The future of security models without seeds
Prominent Bitcoin advocates have consistently urged the adoption of stronger security measures, particularly hardware wallets. However, a considerable number of market participants are yet to embrace this suggestion. Shehzan Maredia, the founder of Bitcoin financial service company Lava, observes a considerable separation between security product developers and a substantial portion of Bitcoin market actors.
This isn’t the first instance where security experts have blamed seed phrases for the complexities of self-custody of Bitcoin becoming mainstream. Jameson Lopp, an industry expert, has discussed the challenges of this security model and continues to openly express concerns about its drawbacks. Lopp’s enterprise, Casa, a multi-signature wallet provider, was partially established to tackle problems arising from conventional backup strategies.
“A significant number of wallets continue to make you save your seed phrase right off the bat, which ironically deters users from feeling at ease with keeping their own keys.”
Security specialists insist that private key content should always be kept offline. Nonetheless, Maredia proposes that secure spaces found in contemporary mobile devices are adequate to fend off the majority of attacks imposing threats to users today.
According to our study, feedback from early users suggests that the technology still needs to address crucial standardization problems.
The pattern indicates that businesses comprehend the dangers of managing confidential data on their own. Modern technologies like passkeys used in Coinbase’s fresh “Smart Wallet” provide intriguing options for upcoming products. Internet leaders like Apple and Google are endorsing passkeys in an attempt to substitute old-fashioned passwords with cryptographic keys associated with the user’s device and identity.
“We considered options such as passkeys, but concluded that they weren’t effective in securing crucial key materials like Bitcoins. These methods generally replace one piece of sensitive information with another, which is typically poorly managed in a password manager and can be effortlessly erased, even from iCloud.”
- Lava protects user seeds through a high entropy key housed on a separate server, where it gets encrypted and saved in a unique folder to avoid unintentional removal or unauthorized access. The process of authentication is carried out through a key server that imposes rate limiting by utilizing a selected PIN, without the necessity for account creation, enabling the preservation of privacy during daily activities. The system also uses the device’s secure enclave for key storage.

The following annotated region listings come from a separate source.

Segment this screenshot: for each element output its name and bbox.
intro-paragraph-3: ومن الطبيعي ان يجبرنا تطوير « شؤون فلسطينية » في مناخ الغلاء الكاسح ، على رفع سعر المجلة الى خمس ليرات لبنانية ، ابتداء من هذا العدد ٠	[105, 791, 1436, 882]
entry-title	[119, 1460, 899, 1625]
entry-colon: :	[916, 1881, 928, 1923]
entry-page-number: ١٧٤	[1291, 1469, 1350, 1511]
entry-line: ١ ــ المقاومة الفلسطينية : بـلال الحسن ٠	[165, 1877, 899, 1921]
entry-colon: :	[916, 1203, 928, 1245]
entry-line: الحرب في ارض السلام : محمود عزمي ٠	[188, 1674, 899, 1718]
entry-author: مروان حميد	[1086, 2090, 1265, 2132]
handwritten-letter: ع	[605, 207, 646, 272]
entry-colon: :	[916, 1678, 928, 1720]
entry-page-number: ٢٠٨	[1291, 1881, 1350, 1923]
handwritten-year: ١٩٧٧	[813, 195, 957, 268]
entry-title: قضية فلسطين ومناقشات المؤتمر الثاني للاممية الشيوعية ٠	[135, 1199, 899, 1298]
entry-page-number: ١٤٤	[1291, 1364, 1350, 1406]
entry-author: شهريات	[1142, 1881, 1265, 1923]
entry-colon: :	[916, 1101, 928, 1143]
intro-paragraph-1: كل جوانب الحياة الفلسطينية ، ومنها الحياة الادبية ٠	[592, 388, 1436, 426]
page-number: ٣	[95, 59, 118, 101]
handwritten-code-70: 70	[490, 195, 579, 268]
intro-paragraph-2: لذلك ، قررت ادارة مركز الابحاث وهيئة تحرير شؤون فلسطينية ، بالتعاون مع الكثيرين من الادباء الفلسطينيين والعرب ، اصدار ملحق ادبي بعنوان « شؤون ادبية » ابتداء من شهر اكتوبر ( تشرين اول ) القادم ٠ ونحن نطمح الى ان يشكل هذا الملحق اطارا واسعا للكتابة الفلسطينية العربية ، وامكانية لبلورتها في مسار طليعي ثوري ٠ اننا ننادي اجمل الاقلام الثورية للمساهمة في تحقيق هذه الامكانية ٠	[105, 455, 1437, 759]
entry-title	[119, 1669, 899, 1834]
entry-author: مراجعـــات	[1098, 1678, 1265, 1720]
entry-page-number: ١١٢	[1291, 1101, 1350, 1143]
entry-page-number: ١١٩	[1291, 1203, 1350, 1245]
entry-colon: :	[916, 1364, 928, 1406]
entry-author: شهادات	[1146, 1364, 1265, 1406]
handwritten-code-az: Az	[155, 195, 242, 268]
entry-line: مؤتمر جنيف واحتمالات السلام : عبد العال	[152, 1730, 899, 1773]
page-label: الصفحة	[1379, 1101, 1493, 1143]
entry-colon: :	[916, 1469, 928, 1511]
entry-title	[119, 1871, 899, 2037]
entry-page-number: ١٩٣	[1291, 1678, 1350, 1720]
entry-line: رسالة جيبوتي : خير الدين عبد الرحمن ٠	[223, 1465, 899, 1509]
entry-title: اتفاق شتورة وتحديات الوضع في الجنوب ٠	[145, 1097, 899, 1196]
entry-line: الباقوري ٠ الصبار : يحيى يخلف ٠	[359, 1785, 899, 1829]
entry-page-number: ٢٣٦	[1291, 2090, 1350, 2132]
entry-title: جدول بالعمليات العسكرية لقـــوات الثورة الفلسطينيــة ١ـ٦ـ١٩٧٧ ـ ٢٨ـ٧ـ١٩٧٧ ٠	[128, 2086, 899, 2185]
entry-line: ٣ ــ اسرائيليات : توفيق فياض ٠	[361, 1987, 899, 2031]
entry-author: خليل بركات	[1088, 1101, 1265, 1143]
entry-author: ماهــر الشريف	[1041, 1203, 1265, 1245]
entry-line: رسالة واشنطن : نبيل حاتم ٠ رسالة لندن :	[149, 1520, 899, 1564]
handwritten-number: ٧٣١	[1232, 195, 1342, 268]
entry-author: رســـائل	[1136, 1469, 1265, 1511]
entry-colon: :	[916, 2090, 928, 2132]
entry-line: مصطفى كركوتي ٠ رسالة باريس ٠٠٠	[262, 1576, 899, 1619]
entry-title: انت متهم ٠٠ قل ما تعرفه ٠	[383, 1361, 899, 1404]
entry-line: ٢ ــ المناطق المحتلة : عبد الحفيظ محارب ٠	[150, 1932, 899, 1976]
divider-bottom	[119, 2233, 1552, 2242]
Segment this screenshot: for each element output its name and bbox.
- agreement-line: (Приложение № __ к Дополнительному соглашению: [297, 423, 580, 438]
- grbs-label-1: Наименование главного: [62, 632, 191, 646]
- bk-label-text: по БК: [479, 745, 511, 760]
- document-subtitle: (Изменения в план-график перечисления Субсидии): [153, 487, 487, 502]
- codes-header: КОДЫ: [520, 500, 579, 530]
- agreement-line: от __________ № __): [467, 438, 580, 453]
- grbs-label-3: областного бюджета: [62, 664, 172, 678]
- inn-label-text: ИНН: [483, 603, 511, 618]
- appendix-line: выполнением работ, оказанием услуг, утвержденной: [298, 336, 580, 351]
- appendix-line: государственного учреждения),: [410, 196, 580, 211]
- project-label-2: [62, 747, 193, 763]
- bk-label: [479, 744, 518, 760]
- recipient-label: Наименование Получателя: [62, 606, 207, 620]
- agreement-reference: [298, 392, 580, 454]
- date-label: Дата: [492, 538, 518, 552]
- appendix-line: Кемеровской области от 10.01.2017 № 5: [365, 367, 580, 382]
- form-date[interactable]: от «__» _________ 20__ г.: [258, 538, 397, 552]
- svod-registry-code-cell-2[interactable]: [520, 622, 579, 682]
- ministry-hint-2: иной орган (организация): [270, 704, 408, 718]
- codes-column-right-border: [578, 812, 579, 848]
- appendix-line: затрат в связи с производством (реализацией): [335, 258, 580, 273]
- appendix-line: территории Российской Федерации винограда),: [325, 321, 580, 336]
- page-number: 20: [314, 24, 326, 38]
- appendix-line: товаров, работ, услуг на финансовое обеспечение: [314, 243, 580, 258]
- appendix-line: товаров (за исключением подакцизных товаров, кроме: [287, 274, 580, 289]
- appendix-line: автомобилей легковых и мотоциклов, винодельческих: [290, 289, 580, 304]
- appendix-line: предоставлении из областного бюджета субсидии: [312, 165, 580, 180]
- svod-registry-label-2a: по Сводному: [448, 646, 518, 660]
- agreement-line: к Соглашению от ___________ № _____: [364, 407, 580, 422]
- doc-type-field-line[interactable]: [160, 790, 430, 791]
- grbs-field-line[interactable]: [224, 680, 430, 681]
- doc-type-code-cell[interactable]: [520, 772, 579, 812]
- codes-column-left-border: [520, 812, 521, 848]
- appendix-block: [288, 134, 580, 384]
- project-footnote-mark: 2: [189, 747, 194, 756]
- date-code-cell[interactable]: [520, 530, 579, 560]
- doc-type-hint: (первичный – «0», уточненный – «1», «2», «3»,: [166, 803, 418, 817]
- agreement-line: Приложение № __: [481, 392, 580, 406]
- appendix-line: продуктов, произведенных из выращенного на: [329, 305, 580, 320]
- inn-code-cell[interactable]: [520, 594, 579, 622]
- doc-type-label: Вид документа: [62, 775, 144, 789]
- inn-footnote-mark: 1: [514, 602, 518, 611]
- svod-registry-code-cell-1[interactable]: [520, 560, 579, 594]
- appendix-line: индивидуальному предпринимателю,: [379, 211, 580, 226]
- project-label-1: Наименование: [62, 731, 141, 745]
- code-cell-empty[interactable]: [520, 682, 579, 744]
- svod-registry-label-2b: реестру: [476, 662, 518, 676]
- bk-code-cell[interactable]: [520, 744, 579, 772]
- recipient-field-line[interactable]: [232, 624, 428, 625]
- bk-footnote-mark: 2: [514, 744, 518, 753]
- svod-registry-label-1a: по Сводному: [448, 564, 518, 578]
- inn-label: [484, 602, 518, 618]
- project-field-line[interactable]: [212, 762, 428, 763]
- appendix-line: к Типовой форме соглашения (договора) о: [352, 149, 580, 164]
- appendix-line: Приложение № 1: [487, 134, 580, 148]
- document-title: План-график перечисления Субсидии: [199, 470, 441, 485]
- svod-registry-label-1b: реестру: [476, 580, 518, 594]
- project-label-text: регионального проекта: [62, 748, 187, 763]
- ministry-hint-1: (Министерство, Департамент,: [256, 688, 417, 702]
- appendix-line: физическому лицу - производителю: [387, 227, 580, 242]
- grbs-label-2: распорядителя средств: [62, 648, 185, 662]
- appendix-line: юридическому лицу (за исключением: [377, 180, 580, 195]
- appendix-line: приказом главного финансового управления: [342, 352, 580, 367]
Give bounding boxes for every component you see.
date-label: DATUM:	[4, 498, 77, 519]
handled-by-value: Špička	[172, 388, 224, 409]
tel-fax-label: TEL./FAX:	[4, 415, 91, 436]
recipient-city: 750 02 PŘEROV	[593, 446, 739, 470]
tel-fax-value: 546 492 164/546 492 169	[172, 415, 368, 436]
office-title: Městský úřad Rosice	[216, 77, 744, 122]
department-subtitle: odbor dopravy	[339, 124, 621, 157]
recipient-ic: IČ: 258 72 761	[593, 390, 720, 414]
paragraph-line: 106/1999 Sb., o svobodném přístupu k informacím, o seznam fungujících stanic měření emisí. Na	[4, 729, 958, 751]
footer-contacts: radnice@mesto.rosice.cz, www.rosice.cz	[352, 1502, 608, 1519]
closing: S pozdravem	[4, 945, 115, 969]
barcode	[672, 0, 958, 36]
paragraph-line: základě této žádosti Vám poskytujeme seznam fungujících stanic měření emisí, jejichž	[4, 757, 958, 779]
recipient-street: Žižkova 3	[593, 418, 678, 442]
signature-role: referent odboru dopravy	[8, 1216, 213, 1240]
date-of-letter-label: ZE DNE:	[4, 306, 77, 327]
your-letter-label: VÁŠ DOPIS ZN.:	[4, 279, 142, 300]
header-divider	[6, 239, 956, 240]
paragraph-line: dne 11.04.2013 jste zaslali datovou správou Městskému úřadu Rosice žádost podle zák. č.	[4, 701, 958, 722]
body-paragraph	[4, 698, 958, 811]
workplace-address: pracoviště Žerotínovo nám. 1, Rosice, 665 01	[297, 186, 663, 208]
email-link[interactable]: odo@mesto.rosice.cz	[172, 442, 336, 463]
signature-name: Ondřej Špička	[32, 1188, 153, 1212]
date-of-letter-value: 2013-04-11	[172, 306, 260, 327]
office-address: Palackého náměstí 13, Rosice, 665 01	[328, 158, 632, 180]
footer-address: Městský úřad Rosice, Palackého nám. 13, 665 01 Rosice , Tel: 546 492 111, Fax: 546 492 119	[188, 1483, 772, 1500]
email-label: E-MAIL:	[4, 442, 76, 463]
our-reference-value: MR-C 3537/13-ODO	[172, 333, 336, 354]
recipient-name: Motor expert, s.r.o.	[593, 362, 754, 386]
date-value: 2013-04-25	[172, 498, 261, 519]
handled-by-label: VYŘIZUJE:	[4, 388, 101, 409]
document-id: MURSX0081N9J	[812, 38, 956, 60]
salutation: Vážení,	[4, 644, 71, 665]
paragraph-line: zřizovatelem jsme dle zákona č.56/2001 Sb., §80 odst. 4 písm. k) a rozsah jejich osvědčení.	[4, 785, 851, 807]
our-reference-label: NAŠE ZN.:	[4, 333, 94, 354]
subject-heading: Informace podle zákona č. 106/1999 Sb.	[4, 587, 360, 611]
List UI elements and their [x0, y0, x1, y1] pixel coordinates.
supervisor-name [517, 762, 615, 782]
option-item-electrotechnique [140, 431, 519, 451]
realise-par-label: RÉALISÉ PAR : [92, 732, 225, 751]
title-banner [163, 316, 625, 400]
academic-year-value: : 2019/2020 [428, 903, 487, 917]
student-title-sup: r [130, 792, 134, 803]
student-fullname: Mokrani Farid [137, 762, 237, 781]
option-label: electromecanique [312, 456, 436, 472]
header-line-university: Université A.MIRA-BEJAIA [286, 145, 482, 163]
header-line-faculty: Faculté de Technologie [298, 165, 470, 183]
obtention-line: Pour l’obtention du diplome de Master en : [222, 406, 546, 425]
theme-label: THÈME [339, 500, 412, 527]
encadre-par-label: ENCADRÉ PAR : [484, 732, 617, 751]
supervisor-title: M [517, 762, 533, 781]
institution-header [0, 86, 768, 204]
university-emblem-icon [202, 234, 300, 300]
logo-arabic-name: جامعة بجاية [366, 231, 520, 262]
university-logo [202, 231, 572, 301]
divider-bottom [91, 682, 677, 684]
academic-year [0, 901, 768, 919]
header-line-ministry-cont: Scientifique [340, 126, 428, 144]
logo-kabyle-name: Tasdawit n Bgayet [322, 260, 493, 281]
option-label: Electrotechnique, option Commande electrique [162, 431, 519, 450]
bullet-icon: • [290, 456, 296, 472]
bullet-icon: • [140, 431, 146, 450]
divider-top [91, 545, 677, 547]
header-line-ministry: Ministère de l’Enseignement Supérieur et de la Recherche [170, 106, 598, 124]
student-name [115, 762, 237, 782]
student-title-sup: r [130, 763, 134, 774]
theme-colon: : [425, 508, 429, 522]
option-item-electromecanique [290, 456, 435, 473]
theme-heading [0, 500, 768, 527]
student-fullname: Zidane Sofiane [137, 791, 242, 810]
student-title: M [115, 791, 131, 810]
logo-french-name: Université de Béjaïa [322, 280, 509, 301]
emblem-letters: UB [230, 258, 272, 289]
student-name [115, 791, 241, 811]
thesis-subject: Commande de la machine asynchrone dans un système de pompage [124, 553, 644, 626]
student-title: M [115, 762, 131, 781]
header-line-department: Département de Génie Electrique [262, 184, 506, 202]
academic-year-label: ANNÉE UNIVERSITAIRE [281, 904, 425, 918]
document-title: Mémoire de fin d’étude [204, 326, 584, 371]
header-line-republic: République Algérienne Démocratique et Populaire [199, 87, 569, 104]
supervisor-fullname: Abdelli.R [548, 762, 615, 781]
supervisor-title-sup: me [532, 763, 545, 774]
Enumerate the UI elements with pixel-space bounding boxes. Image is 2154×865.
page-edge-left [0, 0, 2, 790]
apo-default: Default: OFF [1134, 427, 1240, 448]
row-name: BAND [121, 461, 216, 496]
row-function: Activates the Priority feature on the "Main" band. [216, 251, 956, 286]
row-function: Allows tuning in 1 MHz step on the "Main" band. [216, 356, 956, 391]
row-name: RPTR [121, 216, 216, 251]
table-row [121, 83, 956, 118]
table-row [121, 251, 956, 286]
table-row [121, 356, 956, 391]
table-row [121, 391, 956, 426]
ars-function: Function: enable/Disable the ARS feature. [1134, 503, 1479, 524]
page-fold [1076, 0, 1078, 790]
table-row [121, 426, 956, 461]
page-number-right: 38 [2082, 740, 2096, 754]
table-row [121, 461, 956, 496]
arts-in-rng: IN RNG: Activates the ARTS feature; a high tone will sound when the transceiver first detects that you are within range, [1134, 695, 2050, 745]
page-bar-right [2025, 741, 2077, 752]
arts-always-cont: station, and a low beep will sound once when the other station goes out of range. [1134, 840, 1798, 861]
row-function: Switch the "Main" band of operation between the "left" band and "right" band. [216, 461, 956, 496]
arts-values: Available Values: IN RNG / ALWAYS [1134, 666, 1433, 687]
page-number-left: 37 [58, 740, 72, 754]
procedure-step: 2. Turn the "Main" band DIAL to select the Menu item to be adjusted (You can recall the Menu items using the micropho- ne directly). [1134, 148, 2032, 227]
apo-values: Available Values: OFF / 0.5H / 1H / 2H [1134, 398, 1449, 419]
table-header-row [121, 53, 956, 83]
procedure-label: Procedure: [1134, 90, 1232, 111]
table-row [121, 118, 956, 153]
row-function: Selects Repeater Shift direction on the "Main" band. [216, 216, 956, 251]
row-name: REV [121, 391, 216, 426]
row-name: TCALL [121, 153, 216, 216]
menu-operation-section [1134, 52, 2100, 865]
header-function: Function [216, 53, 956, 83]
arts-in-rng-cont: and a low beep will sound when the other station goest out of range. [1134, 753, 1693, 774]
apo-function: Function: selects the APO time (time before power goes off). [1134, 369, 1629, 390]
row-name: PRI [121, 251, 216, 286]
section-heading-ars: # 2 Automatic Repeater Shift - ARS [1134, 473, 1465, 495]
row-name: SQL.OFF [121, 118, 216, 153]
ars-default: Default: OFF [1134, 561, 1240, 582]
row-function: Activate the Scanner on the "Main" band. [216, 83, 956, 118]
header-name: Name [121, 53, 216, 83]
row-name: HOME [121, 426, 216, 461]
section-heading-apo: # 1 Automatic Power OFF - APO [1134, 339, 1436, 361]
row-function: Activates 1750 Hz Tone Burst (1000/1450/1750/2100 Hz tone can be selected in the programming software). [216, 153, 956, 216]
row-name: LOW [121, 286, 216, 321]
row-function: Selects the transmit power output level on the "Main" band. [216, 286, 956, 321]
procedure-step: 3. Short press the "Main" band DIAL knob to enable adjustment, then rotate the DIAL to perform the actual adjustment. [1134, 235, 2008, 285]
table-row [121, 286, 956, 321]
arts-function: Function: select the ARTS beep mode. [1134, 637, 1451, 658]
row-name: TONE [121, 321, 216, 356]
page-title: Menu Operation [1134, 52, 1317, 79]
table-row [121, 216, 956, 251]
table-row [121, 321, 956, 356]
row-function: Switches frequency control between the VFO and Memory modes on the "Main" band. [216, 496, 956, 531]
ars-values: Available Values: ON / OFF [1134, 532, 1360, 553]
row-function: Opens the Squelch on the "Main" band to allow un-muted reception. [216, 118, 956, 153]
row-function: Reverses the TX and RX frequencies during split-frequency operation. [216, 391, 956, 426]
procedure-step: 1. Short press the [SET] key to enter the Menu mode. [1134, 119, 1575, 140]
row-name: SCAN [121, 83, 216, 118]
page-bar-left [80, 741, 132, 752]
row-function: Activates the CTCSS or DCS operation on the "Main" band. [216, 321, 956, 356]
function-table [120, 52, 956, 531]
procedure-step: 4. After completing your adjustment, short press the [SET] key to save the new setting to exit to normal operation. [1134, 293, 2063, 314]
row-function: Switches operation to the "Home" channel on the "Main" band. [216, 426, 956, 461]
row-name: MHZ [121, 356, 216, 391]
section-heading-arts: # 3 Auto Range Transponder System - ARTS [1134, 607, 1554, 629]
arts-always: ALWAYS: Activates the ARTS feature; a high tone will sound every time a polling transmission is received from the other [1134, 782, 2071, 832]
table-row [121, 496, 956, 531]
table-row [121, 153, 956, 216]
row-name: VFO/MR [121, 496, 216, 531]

- Maredia anticipates that the developing protocol will adjust in response to requirements and risk profiles, with measures such as 2FA, withdrawal/spending caps, and pre-approved addresses already in progress. The adaptable upgrade configurations can meet specific needs.
- Critics contend that there are excessive risks associated with third parties, but open-source solutions such as Photon SDK and Lava Vault indicate that vendors and service providers who adopt similar standards can manage potential problems. Seeds continue to be essential elements, designed to be used in the future, confirming the ability to move between wallets and offering alternative solutions in the event of software breakdowns. They also advocate for multi-signature strategies with hardware devices and adhere to principles to avoid centralized failure points in handling private keys.
In the early part of January, Trezor, a well-known hardware wallet provider, stated they had concerns that confidential customer data may have been exposed due to a system breach in a third-party service provider. Subsequently, X users claimed they noticed an increase in phishing endeavors targeting their inboxes.